The IAB declined to be interviewed or comment on the legal theories it might pursue. In Europe, AdBlock Plus was sued by German publishers and won earlier this year.
Litigation based on copyright is the most likely theory that the IAB and publishers might use. The argument would be that ad blocking infringes the publisher’s copyright, because the publisher has the sole right to determine how the content (including ads) is displayed on the page or make changes to the page (a “derivative work”). And by removing ads, the user is effectively making a derivative work without permission and is violating the copyright of the publisher.
A related theory is that ad blocking is piracy because the ad-blocking user is effectively “stealing” content. The value exchange for free content is viewing ads (or being willing to be exposed to advertising). This will also play out in click-wrap terms of service: publishers will include terms such as “you agree to view ads in exchange for access to content” and make ad-blocking a violation of the terms of service and thus “illegal.”

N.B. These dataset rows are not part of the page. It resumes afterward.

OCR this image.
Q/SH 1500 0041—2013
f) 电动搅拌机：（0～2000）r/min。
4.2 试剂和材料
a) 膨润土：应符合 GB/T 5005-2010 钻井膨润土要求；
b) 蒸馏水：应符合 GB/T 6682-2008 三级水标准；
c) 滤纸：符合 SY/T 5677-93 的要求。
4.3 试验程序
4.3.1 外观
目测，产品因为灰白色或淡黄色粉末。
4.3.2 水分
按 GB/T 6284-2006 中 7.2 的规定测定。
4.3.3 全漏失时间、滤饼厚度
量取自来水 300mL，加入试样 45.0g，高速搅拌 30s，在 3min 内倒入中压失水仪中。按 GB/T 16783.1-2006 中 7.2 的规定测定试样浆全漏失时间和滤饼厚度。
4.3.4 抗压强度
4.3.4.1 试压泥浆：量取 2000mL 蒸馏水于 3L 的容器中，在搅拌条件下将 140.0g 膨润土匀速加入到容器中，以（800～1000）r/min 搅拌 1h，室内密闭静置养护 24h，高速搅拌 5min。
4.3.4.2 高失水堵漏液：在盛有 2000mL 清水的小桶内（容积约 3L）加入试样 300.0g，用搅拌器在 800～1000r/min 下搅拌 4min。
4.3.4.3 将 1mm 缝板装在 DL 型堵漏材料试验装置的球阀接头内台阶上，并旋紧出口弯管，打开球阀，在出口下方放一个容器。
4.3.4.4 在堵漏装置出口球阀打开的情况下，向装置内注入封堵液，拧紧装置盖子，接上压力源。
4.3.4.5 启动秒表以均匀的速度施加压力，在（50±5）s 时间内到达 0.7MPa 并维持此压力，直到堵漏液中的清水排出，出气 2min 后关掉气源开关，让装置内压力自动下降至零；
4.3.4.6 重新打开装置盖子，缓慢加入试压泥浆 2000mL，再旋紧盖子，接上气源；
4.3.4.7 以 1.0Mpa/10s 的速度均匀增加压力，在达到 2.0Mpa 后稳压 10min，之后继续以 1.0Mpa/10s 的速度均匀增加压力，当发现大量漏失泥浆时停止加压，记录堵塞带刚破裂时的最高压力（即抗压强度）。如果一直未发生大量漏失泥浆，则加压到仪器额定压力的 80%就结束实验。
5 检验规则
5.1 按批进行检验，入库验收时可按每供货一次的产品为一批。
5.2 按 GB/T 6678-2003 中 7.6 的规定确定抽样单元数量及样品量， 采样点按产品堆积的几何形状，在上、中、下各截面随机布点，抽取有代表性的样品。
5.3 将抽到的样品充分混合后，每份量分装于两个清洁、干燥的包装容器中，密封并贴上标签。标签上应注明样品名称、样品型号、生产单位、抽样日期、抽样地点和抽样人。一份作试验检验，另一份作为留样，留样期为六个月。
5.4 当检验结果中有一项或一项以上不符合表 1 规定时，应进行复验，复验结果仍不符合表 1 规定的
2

Embedding such language in terms and conditions, which is going to happen, will almost certainly lead to litigation — either by publishers or interested parties seeking to preemptively bar such terms.
Then there’s the idea that browser-based ad blocking is like DVR ad-skipping. That battle was fought by TV networks and content producers a long time ago. They lost. For that reason, it won’t be mentioned by plaintiffs in their complaint but will probably be raised by defendants in any ad-blocking litigation (whereupon it will need to be distinguished).
While there might be reasonable legal theories to pursue, in the end it could well be a tactical and PR mistake for the IAB to bring a lawsuit, especially if it includes Apple. My guess is that ultimately any ad-blocking lawsuit would fail (though legal outcomes are often unpredictable). It probably would be better to take a pragmatic approach to the problem:
- Wait and see how widespread ad-blocking becomes; however, the data suggest it’s already widespread on the PC.
- Improve the quality, number and relevance of ads on pages.
- Pursue consumer education, including in the extreme content blocking, as shown above.